Every year I go through this ritual: being gone too long working on fires and coming home to total household collapse. It's like my house is not my own, and I don't even know where to begin the restoration process. This year I swore I wouldn't put my family through the traditional freak-out demon-mom session, since it really isn't fair to them, so I have spent the last 17 hours employing all types of breathing exercises and chanting little mantras to myself. One step at a time. It's only dirt. It's all fixable. It will be better soon. One load of laundry. Clean the toilet. Wash the dishes. Look in the refrigerator. Walk away, save that for when you are drunk later. Of course it doesn't help that I came home feeling like the worst kind of crap you can imagine. The kind of crap that I can't even tell anybody about because you'd look at me forever like the girl that feels like that kind of crap. Damaging crap. Damaging to my body and mind and soul. My body had the kind of break down while I was away that bodies just shouldn't have. Even old people bodies. The kind with stuff happening that you can't really pay people enough money to deal with because it's that uncool. Like, "kids, when I get old, if I ever start to ______, then just shoot me, ok?" Except I am 36, which granted is old, but not old enough for this stuff. I just want to crawl into my bed and hide. Or die. Or both. But I can't, because then people, like my husband, are like, why are you hiding in bed? And I am like, because I don't want to talk about it. And he is like, what did I do now? And I am like, it's not about you. But go away. And he is like, but we need to unpack the car. And the household has collapsed. Someone needs to re-erect it. And I am like, crap. One more load of laundry. A shower. Put on a bra that has been worn less than 5 days in a row. Vacuum. Cut hair out of power head. Vacuum. Do more dishes. Imagine cooking dinner. Do not cry. Imagine going to store to buy dinner. Do not hyperventilate. You used to know how to cook. Vacuum some more. Hide in bed. Succumb to guilt. Clean the bathroom sink. How does it get so gross in a month with less than one person using it? Consider folding laundry. Save that for the drunken later. Put on cleanest pair of sweatpants. Curse broken body. Take a nap.
This is what the day after a month of fire looks like. I just want someone that is dressed like a fairy godmother and who smells really clean to come over here and pat me on my head and say, there there, I know how much your ______ hurts right now, you just relax with these Very Strong Narcotics and some cheap wine while I tear out all of your disgusting carpets and paint your walls and make you Chicken Divan for dinner. That's all. Just that.

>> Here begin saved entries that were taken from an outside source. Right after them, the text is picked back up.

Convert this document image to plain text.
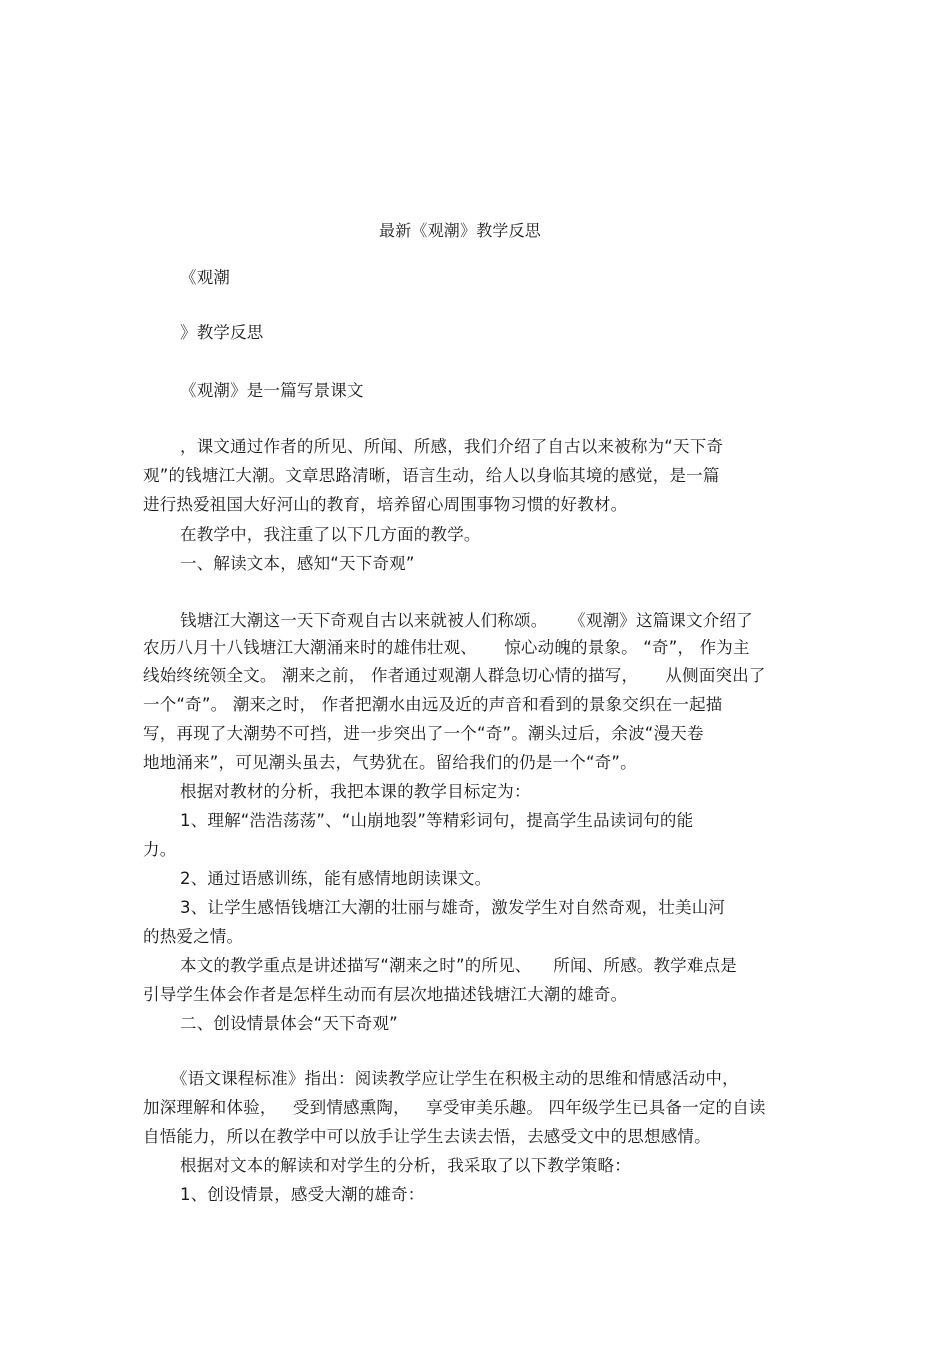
最新《观潮》教学反思
《观潮
》教学反思
《观潮》是一篇写景课文
，课文通过作者的所见、所闻、所感，我们介绍了自古以来被称为“天下奇
观”的钱塘江大潮。文章思路清晰，语言生动，给人以身临其境的感觉，是一篇
进行热爱祖国大好河山的教育，培养留心周围事物习惯的好教材。
在教学中，我注重了以下几方面的教学。
一、解读文本，感知“天下奇观”
钱塘江大潮这一天下奇观自古以来就被人们称颂。    《观潮》这篇课文介绍了
农历八月十八钱塘江大潮涌来时的雄伟壮观、     惊心动魄的景象。 “奇”， 作为主
线始终统领全文。 潮来之前， 作者通过观潮人群急切心情的描写，     从侧面突出了
一个“奇”。 潮来之时， 作者把潮水由远及近的声音和看到的景象交织在一起描
写，再现了大潮势不可挡，进一步突出了一个“奇”。潮头过后，余波“漫天卷
地地涌来”，可见潮头虽去，气势犹在。留给我们的仍是一个“奇”。
根据对教材的分析，我把本课的教学目标定为：
1、理解“浩浩荡荡”、“山崩地裂”等精彩词句，提高学生品读词句的能
力。
2、通过语感训练，能有感情地朗读课文。
3、让学生感悟钱塘江大潮的壮丽与雄奇，激发学生对自然奇观，壮美山河
的热爱之情。
本文的教学重点是讲述描写“潮来之时”的所见、    所闻、所感。教学难点是
引导学生体会作者是怎样生动而有层次地描述钱塘江大潮的雄奇。
二、创设情景体会“天下奇观”
《语文课程标准》指出：阅读教学应让学生在积极主动的思维和情感活动中，
加深理解和体验，   受到情感熏陶，   享受审美乐趣。 四年级学生已具备一定的自读
自悟能力，所以在教学中可以放手让学生去读去悟，去感受文中的思想感情。
根据对文本的解读和对学生的分析，我采取了以下教学策略：
1、创设情景，感受大潮的雄奇：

Instead, I will load up my long dormant Scentsy warmers that seem to mock me with their futile and fictitious clean smells. I will stare at the family pack of chicken thighs and contemplate how to cook them. I will change my clothes three times, thinking some outfit will make me feel better and like I didn't gain 10 pounds sitting in a very uncomfortable car for 30 days. I will just breathe. And maybe I will start drinking. And as that sets in, I will start to imagine how great our house will be with the new, clean, fresh-wood smelling floors that the fires have bought us. And the new, clean, smooth tiles in the not-disgusting-anymore bathroom after it gets fixed up in a couple of weeks. And all of the other amazing changes that a month of getting-through it has earned. It is so good to be home. Even if the household has collapsed. Every dish needs to be re-washed, every towel folded, every surface decontaminated, de-haired and dusted. By the time my head cold and these other too-bad-to-talk-about maladies have subsided, the house will be clean enough that I won't feel like I need toilet seat covers in my own bathroom and nitrile gloves to touch my own dishes. It's just the combination of a new-old house that still has remnants of someone else's dirt and the haunting aura of a smell that isn't ours, with a month of feral dogs and kids and Nobody That Really Cares, and being out of control. It really all boils down to control. I am out of control of my body, my house, my kids, my life. I put it on hold for too long and lost control. And it isn't necessarily a bad thing. It's a chance to figure out what I can, and should control in my life, and re-evaluate where my priorities are. Clearly in this case it was a clean toilet, since that's the first thing I did last night and then just to be safe, repeated the procedure this morning. I have also had no fewer than three pairs of sweatpants on since nine o clock last night, as if I have been gone from them for so long that they all needed a turn on my body when I got home. Sweatpants are another item of Major Importance in my life, apparently. And I haven't yelled at either of the two kids that have been around, which means that they must be pretty important too. I think I have gotten enough small things done to warrant a nap. Just a small one. And then I will start again.